The film’s sharp editing, which juxtaposes footage of the Netanyahus claiming ignorance in interrogations against interview subjects detailing how intimately involved Bibi and Sarah were with arranging bribes, highlights the Netanyahus’ feelings of invulnerability. Despite photos of their luxurious lifestyle, Netanyahu maintains to interrogators, “We have no pleasures in life.” Netanyahu, along with his wife and son, repeatedly accuse the police and the media of working together in a conspiracy to sow doubt in the public and stage a military coup by falsifying elaborate bribes.
The tens of thousands of dollars worth of jewelry, cars full of champagne, and smuggled cigars may feel like they belong to a crime thriller, but the filmmakers make a concerted effort to avoid sensationalism. Bloom even referenced having to cut footage of Elovitch saying vulgarities involving “male genitalia and lubricants,” although how this came up in his interrogation, she would not say.
This is unfortunate, not just because it leaves some unanswered questions, but because it could have provided at least a brief moment of comic relief from a dark tale.
The film also explores Netanyahu’s orders to Qatar to donate money to Hamas, his seemingly cozy relationship with far-right extremists, and his political moves to protect his presidency as much as possible in the face of his legal battle. Moves that ultimately, many of the interviewees argue, have left the country and its democracy incredibly vulnerable.
The filmmakers are well aware of how familiar this story may feel to American audiences.
“You have somebody accused of many crimes who wants to elude consequences for those crimes and as a result, turns to rapaciously immoral pleas to demonize the outsider in order to be able to surround himself with a political mandate, to be able to escape any consequence for what he did,” Gibney said, speaking on the parallels between Netanyahu and Trump.
“I was kind of gobsmacked actually watching it in terms of the sort of the eeriness of how a society can eat away at itself and allow itself to become slowly undemocratic, particularly in the face of a messianic and very charismatic leader who’s becoming increasingly corrupt.”
Because of national privacy laws, the interrogation footage cannot be legally screened in Israel and the film cannot be distributed there.

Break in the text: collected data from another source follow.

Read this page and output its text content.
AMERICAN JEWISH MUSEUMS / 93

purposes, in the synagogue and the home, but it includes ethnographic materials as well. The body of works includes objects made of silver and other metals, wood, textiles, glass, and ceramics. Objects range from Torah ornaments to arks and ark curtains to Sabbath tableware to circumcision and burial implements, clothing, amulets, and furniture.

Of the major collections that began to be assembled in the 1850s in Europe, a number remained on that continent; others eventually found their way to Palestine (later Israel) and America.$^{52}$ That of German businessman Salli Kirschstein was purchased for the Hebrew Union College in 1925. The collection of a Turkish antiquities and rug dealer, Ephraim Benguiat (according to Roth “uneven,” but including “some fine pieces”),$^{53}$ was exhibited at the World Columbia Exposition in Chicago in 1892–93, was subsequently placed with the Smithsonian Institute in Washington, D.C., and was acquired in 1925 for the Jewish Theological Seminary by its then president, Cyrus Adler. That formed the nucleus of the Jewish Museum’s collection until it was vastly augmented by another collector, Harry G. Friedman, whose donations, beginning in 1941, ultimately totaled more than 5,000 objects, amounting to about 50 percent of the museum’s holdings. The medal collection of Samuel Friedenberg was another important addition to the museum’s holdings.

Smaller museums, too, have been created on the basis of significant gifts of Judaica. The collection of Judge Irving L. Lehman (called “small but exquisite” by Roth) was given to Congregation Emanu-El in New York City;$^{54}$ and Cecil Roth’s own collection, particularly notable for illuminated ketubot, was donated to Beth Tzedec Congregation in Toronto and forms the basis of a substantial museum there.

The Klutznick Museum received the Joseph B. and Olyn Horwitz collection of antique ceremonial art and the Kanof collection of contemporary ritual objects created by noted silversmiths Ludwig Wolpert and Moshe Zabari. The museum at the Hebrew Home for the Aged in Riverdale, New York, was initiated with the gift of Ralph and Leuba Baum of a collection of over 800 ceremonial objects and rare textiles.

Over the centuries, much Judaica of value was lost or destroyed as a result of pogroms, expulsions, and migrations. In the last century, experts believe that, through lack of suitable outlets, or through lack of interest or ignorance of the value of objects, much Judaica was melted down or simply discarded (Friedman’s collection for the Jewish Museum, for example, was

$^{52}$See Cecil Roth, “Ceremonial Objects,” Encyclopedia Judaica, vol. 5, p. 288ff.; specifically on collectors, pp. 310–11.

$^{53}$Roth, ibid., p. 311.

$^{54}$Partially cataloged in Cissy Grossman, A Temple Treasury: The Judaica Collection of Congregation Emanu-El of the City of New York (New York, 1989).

The film arrives while Israel’s war and Netanyahu’s trial are still ongoing, as America is preparing for what will surely be an unpredictable next four years. Still, the filmmakers allow for some optimism.
“All the people on screen have enormous integrity and are very clear-sighted,” said Bloom, “and if anything gives me hope, it’s that, that there’s still extremely insightful people engaging with this.”